Bunu kabullenmek bile özgürleştirmişti sanki beni. Sesli olarak söylemekse omzumdan kocaman bir yük almış gibiydi. Aşk İlişkilerimizi; tutku, arzu ya da hayranlık üzerine kurardık. Yoğun ve heyecanlı olabilirdi, kimyasal ve psikolojik, hatta gün ışığı ve karanlık gibi ama sevgi, bundan çok daha karmaşıktı. Dostluk ve güvendi. Saygı ve inançtı. Ve şimdi anlıyordum ki birine sizi dağıtıp gitme iznini vermekti. Ancak en önemlisi ihtiyaç duyduğunda yanında olmaktı. Ve görünen o ki benim sevgim tam da en başından olabileceğini tahmin ettiğim gibi karşılıksızdı.

"Hayatımın sonuna kadar eksik yaşayacakmışım gibi hissediyorum kendimi. Bu acı çok farklı, hiç kapanmayacağını bildiğim bir yara gibi kalbimde." dedim. 

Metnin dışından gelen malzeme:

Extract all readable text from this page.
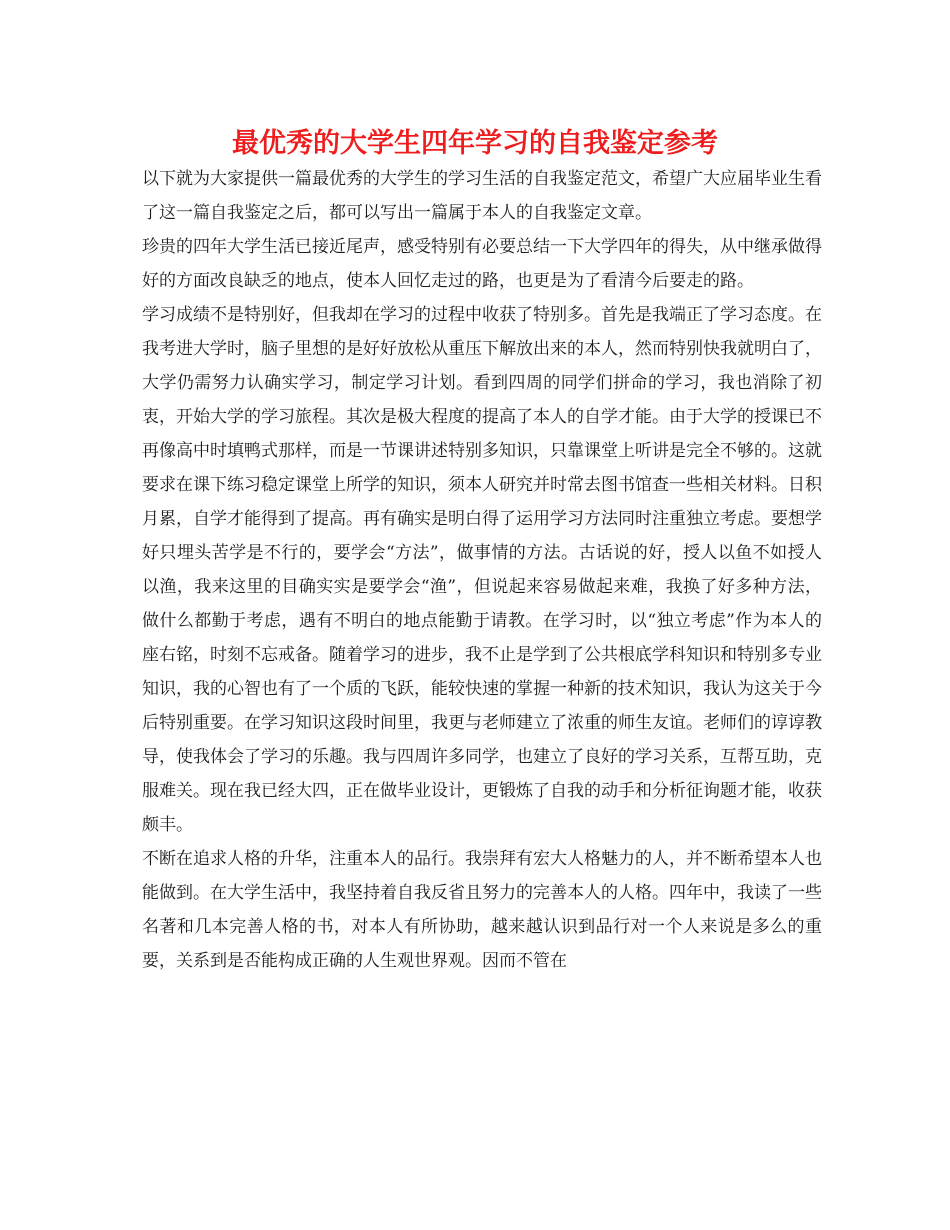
最优秀的大学生四年学习的自我鉴定参考

以下就为大家提供一篇最优秀的大学生的学习生活的自我鉴定范文，希望广大应届毕业生看了这一篇自我鉴定之后，都可以写出一篇属于本人的自我鉴定文章。

珍贵的四年大学生活已接近尾声，感受特别有必要总结一下大学四年的得失，从中继承做得好的方面改良缺乏的地点，使本人回忆走过的路，也更是为了看清今后要走的路。

学习成绩不是特别好，但我却在学习的过程中收获了特别多。首先是我端正了学习态度。在我考进大学时，脑子里想的是好好放松从重压下解放出来的本人，然而特别快我就明白了，大学仍需努力认确实学习，制定学习计划。看到四周的同学们拼命的学习，我也消除了初衷，开始大学的学习旅程。其次是极大程度的提高了本人的自学才能。由于大学的授课已不再像高中时填鸭式那样，而是一节课讲述特别多知识，只靠课堂上听讲是完全不够的。这就要求在课下练习稳定课堂上所学的知识，须本人研究并时常去图书馆查一些相关材料。日积月累，自学才能得到了提高。再有确实是明白得了运用学习方法同时注重独立考虑。要想学好只埋头苦学是不行的，要学会“方法”，做事情的方法。古话说的好，授人以鱼不如授人以渔，我来这里的目确实实是要学会“渔”，但说起来容易做起来难，我换了好多种方法，做什么都勤于考虑，遇有不明白的地点能勤于请教。在学习时，以“独立考虑”作为本人的座右铭，时刻不忘戒备。随着学习的进步，我不止是学到了公共根底学科知识和特别多专业知识，我的心智也有了一个质的飞跃，能较快速的掌握一种新的技术知识，我认为这关于今后特别重要。在学习知识这段时间里，我更与老师建立了浓重的师生友谊。老师们的谆谆教导，使我体会了学习的乐趣。我与四周许多同学，也建立了良好的学习关系，互帮互助，克服难关。现在我已经大四，正在做毕业设计，更锻炼了自我的动手和分析征询题才能，收获颇丰。

不断在追求人格的升华，注重本人的品行。我崇拜有宏大人格魅力的人，并不断希望本人也能做到。在大学生活中，我坚持着自我反省且努力的完善本人的人格。四年中，我读了一些名著和几本完善人格的书，对本人有所协助，越来越认识到品行对一个人来说是多么的重要，关系到是否能构成正确的人生观世界观。因而不管在
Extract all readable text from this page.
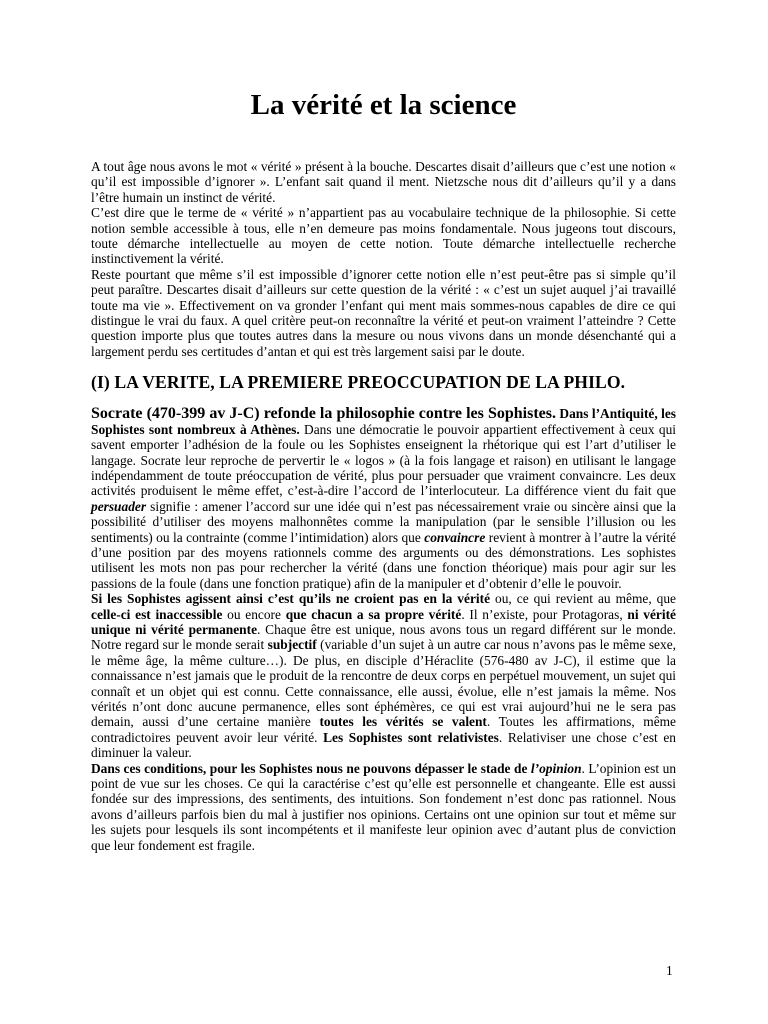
La vérité et la science

A tout âge nous avons le mot « vérité » présent à la bouche. Descartes disait d’ailleurs que c’est une notion « qu’il est impossible d’ignorer ». L’enfant sait quand il ment. Nietzsche nous dit d’ailleurs qu’il y a dans l’être humain un instinct de vérité.

C’est dire que le terme de « vérité » n’appartient pas au vocabulaire technique de la philosophie. Si cette notion semble accessible à tous, elle n’en demeure pas moins fondamentale. Nous jugeons tout discours, toute démarche intellectuelle au moyen de cette notion. Toute démarche intellectuelle recherche instinctivement la vérité.

Reste pourtant que même s’il est impossible d’ignorer cette notion elle n’est peut-être pas si simple qu’il peut paraître. Descartes disait d’ailleurs sur cette question de la vérité : « c’est un sujet auquel j’ai travaillé toute ma vie ». Effectivement on va gronder l’enfant qui ment mais sommes-nous capables de dire ce qui distingue le vrai du faux. A quel critère peut-on reconnaître la vérité et peut-on vraiment l’atteindre ? Cette question importe plus que toutes autres dans la mesure ou nous vivons dans un monde désenchanté qui a largement perdu ses certitudes d’antan et qui est très largement saisi par le doute.

(I) LA VERITE, LA PREMIERE PREOCCUPATION DE LA PHILO.

Socrate (470-399 av J-C) refonde la philosophie contre les Sophistes. Dans l’Antiquité, les Sophistes sont nombreux à Athènes. Dans une démocratie le pouvoir appartient effectivement à ceux qui savent emporter l’adhésion de la foule ou les Sophistes enseignent la rhétorique qui est l’art d’utiliser le langage. Socrate leur reproche de pervertir le « logos » (à la fois langage et raison) en utilisant le langage indépendamment de toute préoccupation de vérité, plus pour persuader que vraiment convaincre. Les deux activités produisent le même effet, c’est-à-dire l’accord de l’interlocuteur. La différence vient du fait que persuader signifie : amener l’accord sur une idée qui n’est pas nécessairement vraie ou sincère ainsi que la possibilité d’utiliser des moyens malhonnêtes comme la manipulation (par le sensible l’illusion ou les sentiments) ou la contrainte (comme l’intimidation) alors que convaincre revient à montrer à l’autre la vérité d’une position par des moyens rationnels comme des arguments ou des démonstrations. Les sophistes utilisent les mots non pas pour rechercher la vérité (dans une fonction théorique) mais pour agir sur les passions de la foule (dans une fonction pratique) afin de la manipuler et d’obtenir d’elle le pouvoir.

Si les Sophistes agissent ainsi c’est qu’ils ne croient pas en la vérité ou, ce qui revient au même, que celle-ci est inaccessible ou encore que chacun a sa propre vérité. Il n’existe, pour Protagoras, ni vérité unique ni vérité permanente. Chaque être est unique, nous avons tous un regard différent sur le monde. Notre regard sur le monde serait subjectif (variable d’un sujet à un autre car nous n’avons pas le même sexe, le même âge, la même culture…). De plus, en disciple d’Héraclite (576-480 av J-C), il estime que la connaissance n’est jamais que le produit de la rencontre de deux corps en perpétuel mouvement, un sujet qui connaît et un objet qui est connu. Cette connaissance, elle aussi, évolue, elle n’est jamais la même. Nos vérités n’ont donc aucune permanence, elles sont éphémères, ce qui est vrai aujourd’hui ne le sera pas demain, aussi d’une certaine manière toutes les vérités se valent. Toutes les affirmations, même contradictoires peuvent avoir leur vérité. Les Sophistes sont relativistes. Relativiser une chose c’est en diminuer la valeur.

Dans ces conditions, pour les Sophistes nous ne pouvons dépasser le stade de l’opinion. L’opinion est un point de vue sur les choses. Ce qui la caractérise c’est qu’elle est personnelle et changeante. Elle est aussi fondée sur des impressions, des sentiments, des intuitions. Son fondement n’est donc pas rationnel. Nous avons d’ailleurs parfois bien du mal à justifier nos opinions. Certains ont une opinion sur tout et même sur les sujets pour lesquels ils sont incompétents et il manifeste leur opinion avec d’autant plus de conviction que leur fondement est fragile.

1
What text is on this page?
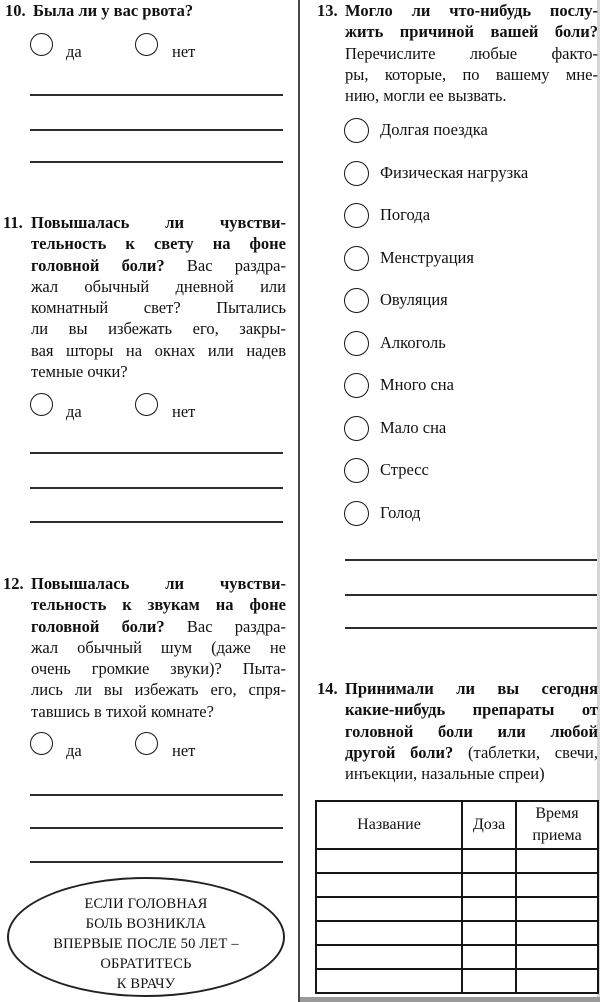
10. Была ли у вас рвота?
да	нет
11. Повышалась ли чувстви-
тельность к свету на фоне
головной боли? Вас раздра-
жал обычный дневной или
комнатный свет? Пытались
ли вы избежать его, закры-
вая шторы на окнах или надев
темные очки?
да	нет
12. Повышалась ли чувстви-
тельность к звукам на фоне
головной боли? Вас раздра-
жал обычный шум (даже не
очень громкие звуки)? Пыта-
лись ли вы избежать его, спря-
тавшись в тихой комнате?
да	нет
ЕСЛИ ГОЛОВНАЯ
БОЛЬ ВОЗНИКЛА
ВПЕРВЫЕ ПОСЛЕ 50 ЛЕТ –
ОБРАТИТЕСЬ
К ВРАЧУ
13. Могло ли что-нибудь послу-
жить причиной вашей боли?
Перечислите любые факто-
ры, которые, по вашему мне-
нию, могли ее вызвать.
Долгая поездка
Физическая нагрузка
Погода
Менструация
Овуляция
Алкоголь
Много сна
Мало сна
Стресс
Голод
14. Принимали ли вы сегодня
какие-нибудь препараты от
головной боли или любой
другой боли? (таблетки, свечи,
инъекции, назальные спреи)
Название	Доза	Время приема
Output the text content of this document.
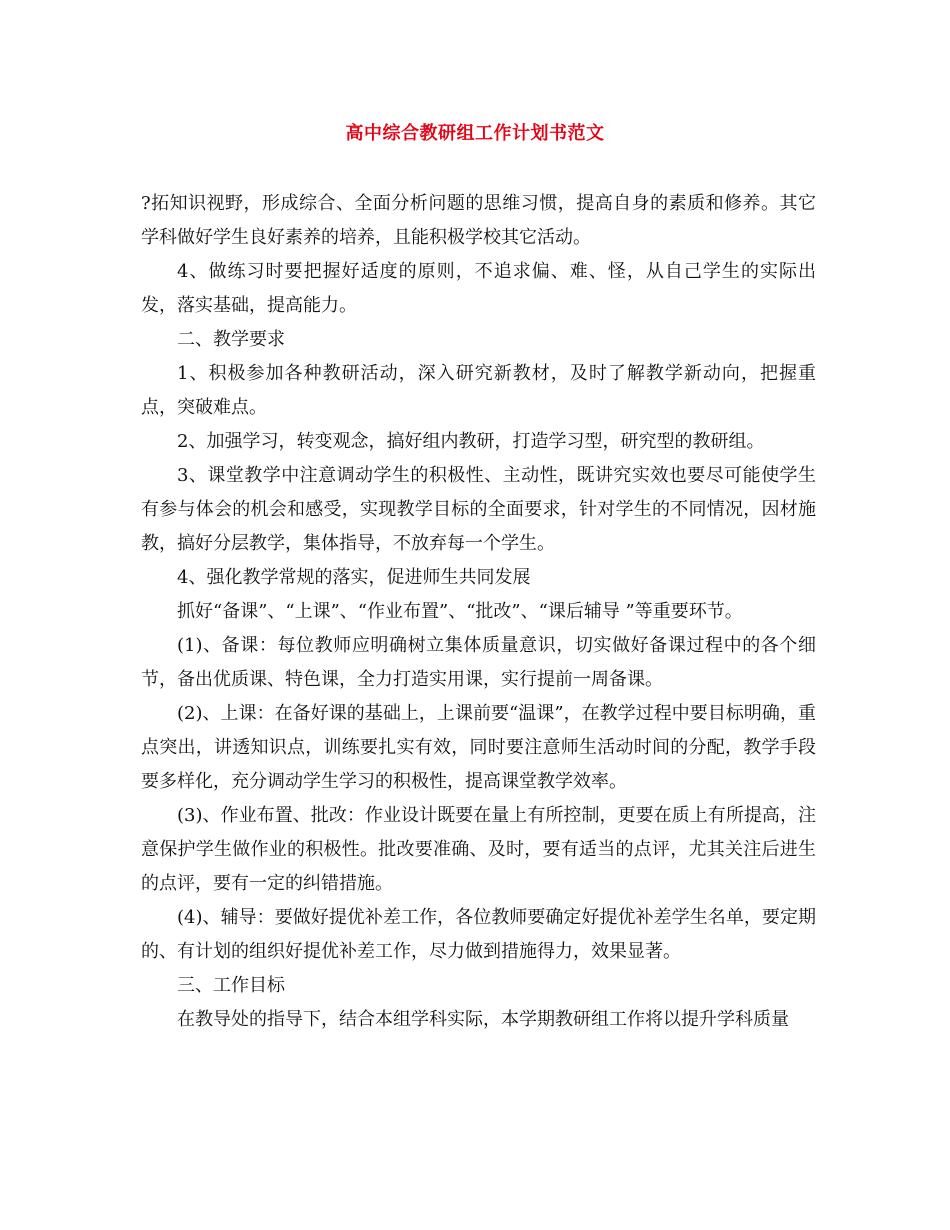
高中综合教研组工作计划书范文

?拓知识视野，形成综合、全面分析问题的思维习惯，提高自身的素质和修养。其它学科做好学生良好素养的培养，且能积极学校其它活动。

4、做练习时要把握好适度的原则，不追求偏、难、怪，从自己学生的实际出发，落实基础，提高能力。

二、教学要求

1、积极参加各种教研活动，深入研究新教材，及时了解教学新动向，把握重点，突破难点。

2、加强学习，转变观念，搞好组内教研，打造学习型，研究型的教研组。

3、课堂教学中注意调动学生的积极性、主动性，既讲究实效也要尽可能使学生有参与体会的机会和感受，实现教学目标的全面要求，针对学生的不同情况，因材施教，搞好分层教学，集体指导，不放弃每一个学生。

4、强化教学常规的落实，促进师生共同发展

抓好“备课”、“上课”、“作业布置”、“批改”、“课后辅导 ”等重要环节。

(1)、备课：每位教师应明确树立集体质量意识，切实做好备课过程中的各个细节，备出优质课、特色课，全力打造实用课，实行提前一周备课。

(2)、上课：在备好课的基础上，上课前要“温课”，在教学过程中要目标明确，重点突出，讲透知识点，训练要扎实有效，同时要注意师生活动时间的分配，教学手段要多样化，充分调动学生学习的积极性，提高课堂教学效率。

(3)、作业布置、批改：作业设计既要在量上有所控制，更要在质上有所提高，注意保护学生做作业的积极性。批改要准确、及时，要有适当的点评，尤其关注后进生的点评，要有一定的纠错措施。

(4)、辅导：要做好提优补差工作，各位教师要确定好提优补差学生名单，要定期的、有计划的组织好提优补差工作，尽力做到措施得力，效果显著。

三、工作目标

在教导处的指导下，结合本组学科实际，本学期教研组工作将以提升学科质量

Vincent'ın, bana o gün söylediklerini anlattım. Bu zamana kadar hep kaçtığımı söylediğini... Ve haklı olduğunu da ekledim. Bir fırtına gibi beni dağıtıp gitmişti ama elbette ayakta kalacağımı söyledim anneme. "Eksik olsam bile..." diye ekledim içimden ve bunu duymadığını umdum.

Ve saatlerce Vincent'ı anlatmaya devam ettim. Ta ki gökyüzünü aydınlatan sadece yıldızlardan ibaret olana, mart soğuğu kemiklerime kadar işleyip kanımı dondurana kadar...

Ona veda etmek tahmin bile edemeyeceğim kadar zor oldu. Ancak söz verdim bir kez daha sürekli ziyaretine geleceğime ve hayatımda olan biten her şeyden onu sık sık haberdar edeceğime...

Ancak gitmeden önce yol kenarlarında sıkça gördüğüm çiçekçilerden birinden onun için en sevdiği beyaz güllerden almak istedim. Gelirken akıl edemediğim için kendime hayıflansam da umuyordum ki içlerinden en az birini açık bulabilirdim.

Arabama doğru giderken etrafı aydınlatan elektirik direklerine minnettardım. Tam o sırada yol kenarında park etmiş siyah eski model bir Cadillac görüp, bu saatte benim gibi hala burada bulunan birileri olduğu için açık bir çiçekçi bulma olasılığımın çok daha yüksek olduğunu düşündüm.